Fabien Giraud and Raphaël Siboni: La Mémoire de Masse
Drinks 6pm, Screening 7pm, Conversation 7:15pm
‘Where that which predicts its past lives working and dies fighting.’
Foregrounding a frontal approach and experiments that often push materials and technical resources to the limits of their strength, scale and movement, the works of Fabien Giraud and Raphaël Siboni challenge the ever more obvious power of machines and “modes of existence” that are taking shape separately from us human beings, sometimes without our being able to see or inhabit them. Their long term project, The Unmanned, is a film series recounting in reverse a non-human history of technics. Eliminating all instrumental conception and at the same time making people a simple expression of its movement, the series retraces the path of an “unmanned” technique – in the sense of uninhabited vehicles in contemporary warfare.
The Unmanned series is divided in three seasons each comprising eight episodes. Nested into each other, each season unfolds on a different time scale. Recently premeried during the 13th Lyon Biennale, the Sixth episode of the first season, La Mémoire de Masse, unfolds during the second Canuts revolts in Lyon in 1834. These riots now known as the ‘bloody week’ came as a reaction to the automation of work in the silk industry by the Jacquard Loom and its implementation of the punched card – first historical ‘mass storage’ system allowing the inscription and replication of complex weaving patterns. This inaugurating event in the history of workers emancipation movements of the 19th century is actually the first revolt against modern computation.
Fully computer-generated, the riot sequence that splits the film in two parts operates a reversed history by transforming a revolt against the algorithm into an algorithm of revolt. Beyond this simple historical vexation, La Mémoire de Masse deploys a dual simulation: both as the reenactment of a past history and the prediction of an entirely different becoming.

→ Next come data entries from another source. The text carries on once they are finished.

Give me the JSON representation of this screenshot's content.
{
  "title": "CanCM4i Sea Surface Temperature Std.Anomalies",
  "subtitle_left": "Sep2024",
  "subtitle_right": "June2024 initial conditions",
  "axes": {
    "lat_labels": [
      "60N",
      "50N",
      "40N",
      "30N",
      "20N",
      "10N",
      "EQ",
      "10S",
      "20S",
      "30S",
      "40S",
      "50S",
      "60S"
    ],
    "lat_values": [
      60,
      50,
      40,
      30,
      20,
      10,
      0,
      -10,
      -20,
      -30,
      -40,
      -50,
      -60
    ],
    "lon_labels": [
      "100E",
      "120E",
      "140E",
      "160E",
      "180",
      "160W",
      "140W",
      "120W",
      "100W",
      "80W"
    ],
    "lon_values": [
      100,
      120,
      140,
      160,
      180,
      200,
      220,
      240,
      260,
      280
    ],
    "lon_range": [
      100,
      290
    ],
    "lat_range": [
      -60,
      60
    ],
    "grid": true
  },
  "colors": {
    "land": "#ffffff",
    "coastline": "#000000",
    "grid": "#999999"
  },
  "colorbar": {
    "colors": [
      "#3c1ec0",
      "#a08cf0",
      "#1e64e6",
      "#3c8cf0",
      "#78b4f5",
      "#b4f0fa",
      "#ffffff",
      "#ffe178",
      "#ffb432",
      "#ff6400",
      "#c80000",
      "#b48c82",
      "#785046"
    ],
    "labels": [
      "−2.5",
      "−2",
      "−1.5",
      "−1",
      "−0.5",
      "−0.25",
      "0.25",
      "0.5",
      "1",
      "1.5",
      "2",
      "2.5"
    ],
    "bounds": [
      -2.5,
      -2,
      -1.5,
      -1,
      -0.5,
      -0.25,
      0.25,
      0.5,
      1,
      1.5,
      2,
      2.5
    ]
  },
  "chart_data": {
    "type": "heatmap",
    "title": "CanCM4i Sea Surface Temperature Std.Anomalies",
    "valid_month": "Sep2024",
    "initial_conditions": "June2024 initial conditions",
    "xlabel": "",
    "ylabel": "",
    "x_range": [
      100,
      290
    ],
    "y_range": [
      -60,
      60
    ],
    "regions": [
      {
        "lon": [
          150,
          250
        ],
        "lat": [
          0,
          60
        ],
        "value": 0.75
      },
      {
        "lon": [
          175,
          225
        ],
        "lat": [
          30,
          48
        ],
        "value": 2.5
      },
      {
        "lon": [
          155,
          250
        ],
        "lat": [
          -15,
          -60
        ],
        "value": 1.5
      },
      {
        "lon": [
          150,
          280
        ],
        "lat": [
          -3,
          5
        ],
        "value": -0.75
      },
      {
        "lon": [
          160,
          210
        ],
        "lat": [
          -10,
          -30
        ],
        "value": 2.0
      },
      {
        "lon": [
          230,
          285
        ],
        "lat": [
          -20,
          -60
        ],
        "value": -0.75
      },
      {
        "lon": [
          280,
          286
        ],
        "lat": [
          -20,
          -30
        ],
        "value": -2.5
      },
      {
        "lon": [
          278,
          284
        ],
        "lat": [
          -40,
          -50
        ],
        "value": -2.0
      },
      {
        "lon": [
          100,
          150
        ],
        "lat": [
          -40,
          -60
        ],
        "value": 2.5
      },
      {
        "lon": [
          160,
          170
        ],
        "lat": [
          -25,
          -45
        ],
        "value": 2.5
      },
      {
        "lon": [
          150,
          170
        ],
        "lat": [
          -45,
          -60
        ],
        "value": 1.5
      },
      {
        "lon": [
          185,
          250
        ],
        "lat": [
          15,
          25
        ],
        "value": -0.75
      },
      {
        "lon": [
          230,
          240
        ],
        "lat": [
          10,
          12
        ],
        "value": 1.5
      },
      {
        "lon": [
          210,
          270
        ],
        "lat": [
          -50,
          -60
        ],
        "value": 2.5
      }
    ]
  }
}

The Unmanned is an experiment with time: it puts forward a conception of history in which any exploration of the past is inevitably a transformation of the present, in which any search for the origins of what we are is intrinsically bound to an estrangement with regard to what we could be.
Following the cocktail hour and screening of La Mémoire de Masse, the artists will join Dominic Willsdon, Leanne and George Roberts Curator Of Education and Public Practice at SFMOMA, in conversation.